Auf den Spuren der rätoromanischen Lyrikerin Luisa Famos

Famos, Luisa: Schwalben schlagen ihre Flügel

Von Susanne Schaber

Was will ich hier eigentlich? Es ist kalt, ein eisiger Wind fegt mir um die Ohren, keine warme Stube, in die ich mich flüchten kann. Kein Mensch auf der Straße. Ramosch ist wie ausgestorben. Wo sind die alle geblieben? Bald ist Heiliger Abend. Wer aus der Stadt kommt wie ich, wo Rauschgoldengel, Rentiere und Santa Claus seit Monaten lärmen, staunt über die Stille. Keine Lichtergirlanden an den Türen, keine Gestecke in den Fenstern, nicht einmal eine Tanne mit elektrischen Kerzen am Hauptplatz. An der Kirchenmauer lehnen ein paar verhungerte Fichten, Weihnachtsbäume, von niemandem abgeholt. Am Dorfbrunnen ein Plakat: Concert d'Advent, Sala da gimnastica a las 20.30 ura. Das ist zwei Tage her. Was suche ich hier? Was bilde ich mir ein? Was sehe ich überhaupt in der Dämmerung? Gespenster.

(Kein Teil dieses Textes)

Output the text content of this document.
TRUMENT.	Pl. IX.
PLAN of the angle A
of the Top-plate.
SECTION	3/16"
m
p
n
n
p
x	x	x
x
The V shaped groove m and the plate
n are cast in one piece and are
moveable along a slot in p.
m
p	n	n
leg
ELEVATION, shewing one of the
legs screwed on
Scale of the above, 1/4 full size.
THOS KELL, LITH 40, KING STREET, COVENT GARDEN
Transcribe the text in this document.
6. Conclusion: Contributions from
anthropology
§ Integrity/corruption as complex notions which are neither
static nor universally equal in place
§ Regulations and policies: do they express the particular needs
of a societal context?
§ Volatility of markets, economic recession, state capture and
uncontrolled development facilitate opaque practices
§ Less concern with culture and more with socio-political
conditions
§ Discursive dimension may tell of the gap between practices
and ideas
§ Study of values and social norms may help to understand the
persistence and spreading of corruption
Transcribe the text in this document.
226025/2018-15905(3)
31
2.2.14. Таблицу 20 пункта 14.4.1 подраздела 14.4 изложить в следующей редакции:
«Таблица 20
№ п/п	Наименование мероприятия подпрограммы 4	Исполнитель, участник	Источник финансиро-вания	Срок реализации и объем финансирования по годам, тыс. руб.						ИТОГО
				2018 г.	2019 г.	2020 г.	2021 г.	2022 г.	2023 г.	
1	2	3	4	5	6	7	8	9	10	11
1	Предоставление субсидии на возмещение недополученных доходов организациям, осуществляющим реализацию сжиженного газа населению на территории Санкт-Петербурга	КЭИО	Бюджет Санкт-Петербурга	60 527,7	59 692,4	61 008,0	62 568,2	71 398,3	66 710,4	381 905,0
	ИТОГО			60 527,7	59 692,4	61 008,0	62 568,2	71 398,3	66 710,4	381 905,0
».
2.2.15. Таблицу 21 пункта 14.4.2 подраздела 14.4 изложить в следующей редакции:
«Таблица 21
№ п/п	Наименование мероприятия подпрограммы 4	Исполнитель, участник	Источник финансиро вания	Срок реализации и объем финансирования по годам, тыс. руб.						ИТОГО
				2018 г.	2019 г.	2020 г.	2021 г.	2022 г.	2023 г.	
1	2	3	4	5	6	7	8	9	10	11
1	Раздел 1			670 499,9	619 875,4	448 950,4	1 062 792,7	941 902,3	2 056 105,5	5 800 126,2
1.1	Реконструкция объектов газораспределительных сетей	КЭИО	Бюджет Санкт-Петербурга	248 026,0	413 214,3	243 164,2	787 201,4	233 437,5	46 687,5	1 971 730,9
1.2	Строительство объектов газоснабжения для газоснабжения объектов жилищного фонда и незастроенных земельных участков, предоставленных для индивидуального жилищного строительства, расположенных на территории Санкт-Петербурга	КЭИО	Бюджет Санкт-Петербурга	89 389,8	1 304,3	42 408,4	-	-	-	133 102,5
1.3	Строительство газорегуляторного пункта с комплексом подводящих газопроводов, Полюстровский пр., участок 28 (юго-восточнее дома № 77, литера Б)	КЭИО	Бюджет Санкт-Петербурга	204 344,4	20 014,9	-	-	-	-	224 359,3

"Ant Nadal" - "Vor Weihnachten" heißt eines der Gedichte von Luisa Famos, und vielleicht bin ich auf der Suche nach jenen Landschaften und jenem Dorf, die ich aus dieser Lyrik schon lange zu kennen glaube: Ramosch oder Remüs, wie der Ort auf Rätoromanisch heißt, ist ein kleiner Flecken nahe Schuls, unweit der Tiroler Grenze: ein paar Straßen, die bergauf führen, dazwischen Wege, die immer noch nicht gepflastert sind. Ein Brand zerstörte 1880 einen Großteil des Dorfes und damit auch viele der alten Häuser. Auf dem Parkplatz hinter dem Hotel Heinrich steht ein einziges Auto, holländisches Kennzeichen. Aber sonst? Was suche ich hier? Und wenn schon: Was kann ich hier in Ramosch, wo Luisa Famos 1930 geboren und 1974 gestorben ist, überhaupt finden? Klingen ihre Verse jetzt anders, da ich durch die Dorfstraßen streune?

Ant Nadal

Cumün sainza champs

Sainza üert e sunteri

Mo plain d'sömmis

La not

As distach' üna staila

Da l'ur dal tschêl

E voul s'unir

A la terra.

Vor Weihnachten

Dorf ohne Felder / ohne Garten und Friedhof / aber voll von Träumen / In der Nacht / löst sich ein Stern / vom Saum des Himmels / um auf die Erde / zu kommen.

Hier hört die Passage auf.